Little attention will be paid to the parallel announcement that determines the livelihoods, dignity and living standards of tens of thousands of workers over the next year.
What use are new devolved tax powers if the Scottish Government are not prepared to use them to redistribute wealth from the richest to the poorest, or to invest in public services shaved to the bone by austerity driven cuts.
Last year, in demanding Fair Pay, PCS members provided testimonials to politicians on their experience of sustained below inflation pay awards, in which the average worker is now worse off in real terms than they were in 2010. Many from amongst the white collar civil servants that support Ministers told us that to make ends meet they had downsized the quality of their food and clothing shopping, given up family holidays, nights out and cars, been forced to turn down heating, stop funding repairs to their homes and cancelling pet insurance
A year on, and no real prospect of of an end to austerity pay capping, it seems even more of our members are living hand-to-mouth. There is something deeply troubling when increasing numbers of Scottish civil servants are reporting debt, reliance on food banks and in one recent case, destitution.

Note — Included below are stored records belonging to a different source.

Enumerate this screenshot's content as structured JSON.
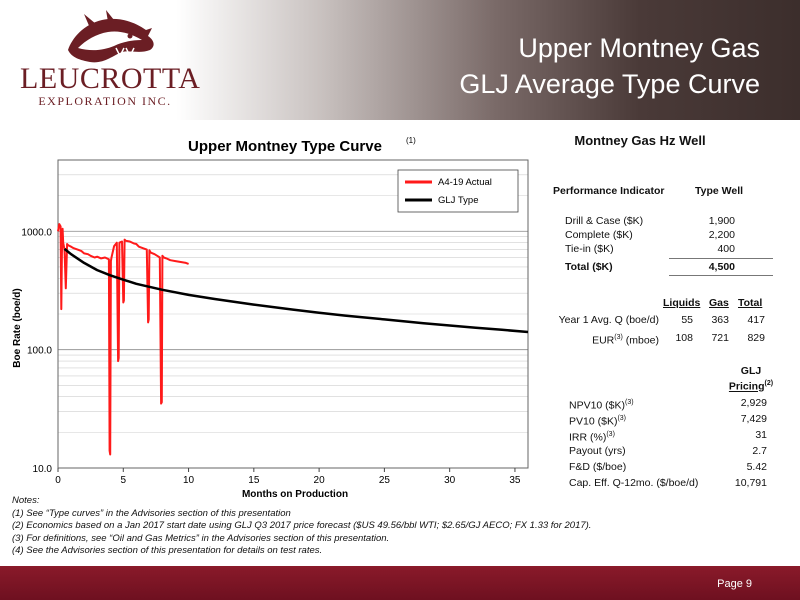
{
  "header": {
    "logo_name": "LEUCROTTA",
    "logo_sub": "EXPLORATION INC.",
    "title_line1": "Upper Montney Gas",
    "title_line2": "GLJ Average Type Curve"
  },
  "colors": {
    "brand": "#6b1e24",
    "actual": "#ff1a1a",
    "type": "#000000",
    "footer": "#7a1424"
  },
  "chart_data": {
    "type": "line",
    "title": "Upper Montney Type Curve",
    "title_sup": "(1)",
    "xlabel": "Months on Production",
    "ylabel": "Boe Rate (boe/d)",
    "xlim": [
      0,
      36
    ],
    "ylim": [
      10,
      4000
    ],
    "yscale": "log",
    "x_ticks": [
      0,
      5,
      10,
      15,
      20,
      25,
      30,
      35
    ],
    "y_ticks": [
      10,
      100,
      1000
    ],
    "y_tick_labels": [
      "10.0",
      "100.0",
      "1000.0"
    ],
    "grid": true,
    "legend": "top-right",
    "series": [
      {
        "name": "A4-19 Actual",
        "color": "#ff1a1a",
        "x": [
          0,
          0.1,
          0.2,
          0.25,
          0.3,
          0.35,
          0.4,
          0.5,
          0.6,
          0.7,
          0.8,
          1.0,
          1.2,
          1.5,
          1.8,
          2.0,
          2.3,
          2.5,
          2.8,
          3.0,
          3.3,
          3.6,
          3.9,
          3.95,
          4.0,
          4.05,
          4.1,
          4.3,
          4.5,
          4.6,
          4.65,
          4.7,
          4.9,
          5.0,
          5.05,
          5.1,
          5.2,
          5.5,
          5.8,
          6.0,
          6.2,
          6.5,
          6.8,
          6.9,
          6.95,
          7.0,
          7.1,
          7.4,
          7.6,
          7.8,
          7.9,
          7.95,
          8.0,
          8.1,
          8.3,
          8.6,
          9.0,
          9.4,
          9.8,
          10.0
        ],
        "y": [
          1000,
          1150,
          1100,
          220,
          650,
          1050,
          800,
          700,
          330,
          780,
          760,
          740,
          720,
          700,
          680,
          650,
          640,
          620,
          600,
          610,
          590,
          600,
          580,
          14,
          13,
          560,
          600,
          750,
          800,
          80,
          85,
          800,
          820,
          250,
          260,
          850,
          830,
          820,
          790,
          780,
          740,
          720,
          700,
          170,
          180,
          690,
          660,
          640,
          620,
          600,
          35,
          36,
          620,
          600,
          590,
          570,
          560,
          550,
          540,
          530
        ]
      },
      {
        "name": "GLJ Type",
        "color": "#000000",
        "x": [
          0.5,
          1,
          2,
          3,
          4,
          5,
          6,
          8,
          10,
          12,
          15,
          18,
          20,
          22,
          25,
          28,
          30,
          32,
          34,
          36
        ],
        "y": [
          710,
          640,
          540,
          470,
          425,
          390,
          360,
          320,
          290,
          268,
          240,
          218,
          205,
          194,
          180,
          167,
          160,
          153,
          147,
          141
        ]
      }
    ]
  },
  "panel": {
    "title": "Montney Gas Hz Well",
    "perf_header": "Performance Indicator",
    "type_header": "Type Well",
    "costs": [
      {
        "label": "Drill & Case ($K)",
        "value": "1,900"
      },
      {
        "label": "Complete ($K)",
        "value": "2,200"
      },
      {
        "label": "Tie-in ($K)",
        "value": "400"
      }
    ],
    "total_label": "Total ($K)",
    "total_value": "4,500",
    "prod_headers": {
      "liquids": "Liquids",
      "gas": "Gas",
      "total": "Total"
    },
    "prod_rows": [
      {
        "label": "Year 1 Avg. Q (boe/d)",
        "liquids": "55",
        "gas": "363",
        "total": "417"
      },
      {
        "label": "EUR",
        "sup": "(3)",
        "label2": " (mboe)",
        "liquids": "108",
        "gas": "721",
        "total": "829"
      }
    ],
    "glj_header_1": "GLJ",
    "glj_header_2": "Pricing",
    "glj_header_sup": "(2)",
    "econ_rows": [
      {
        "label": "NPV10 ($K)",
        "sup": "(3)",
        "value": "2,929"
      },
      {
        "label": "PV10 ($K)",
        "sup": "(3)",
        "value": "7,429"
      },
      {
        "label": "IRR (%)",
        "sup": "(3)",
        "value": "31"
      },
      {
        "label": "Payout (yrs)",
        "sup": "",
        "value": "2.7"
      },
      {
        "label": "F&D ($/boe)",
        "sup": "",
        "value": "5.42"
      },
      {
        "label": "Cap. Eff. Q-12mo. ($/boe/d)",
        "sup": "",
        "value": "10,791"
      }
    ]
  },
  "notes": {
    "heading": "Notes:",
    "items": [
      "(1)  See “Type curves” in the Advisories section of this presentation",
      "(2)  Economics based on a Jan 2017 start date using GLJ Q3 2017 price forecast ($US 49.56/bbl WTI; $2.65/GJ AECO; FX 1.33 for 2017).",
      "(3)  For definitions, see “Oil and Gas Metrics” in the Advisories section of this presentation.",
      "(4)  See the Advisories section of this presentation for details on test rates."
    ]
  },
  "footer": {
    "page": "Page 9"
  }
}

When Derek Mackay stands up in the Scottish Parliament to move his first draft budget as Cabinet Secretary for Finance, he will be speaking to 129 MSPs whose pay settlement for 2017 has just been agreed at a level in excess of the pay cap that public sector workers are expected to endure. As he addresses the Chamber, his officials will ping out electronic communiques of Scottish public sector pay policy for 2017-18 to the 46 employers of central government staff. This annual policy determines the envelope within which the Scottish Government, departments, agencies and non-departmental public bodies spread across Scotland will set their staff pay remits.
Whenever we as trade unionists seek to make representations on our members demands for Fair Pay, SNP government politicians and their supporters snap that these workers should be grateful for the Fair Work agenda of the Scottish Government and for their protection under the no compulsory redundancy guarantee that our union negotiated with Alex Salmond back in 2008. Yet the reality is that Fair Work cannot be abstracted from Fair Pay. Our demand is simply for dignity not drudgery.
Austerity pay is a political choice. The Tory Chancellor, Hammond was clear in his Autumn statement about the choice he has made – public sector workers must continue to pay the price of austerity beyond 2020. Sturgeon, Mackay and their supporters fudge the issue by pretending that their hands are tied. They are not. Since the very beginning of devolution in 1999, the determination of pay policy has been devolved to the Scottish Government. Thus, 17 years on from the power and eight years under the watch of the self-declared anti-austerity party, Scottish public sector workers are right to expect a better offer from the SNP than the same old Tory austerity pay.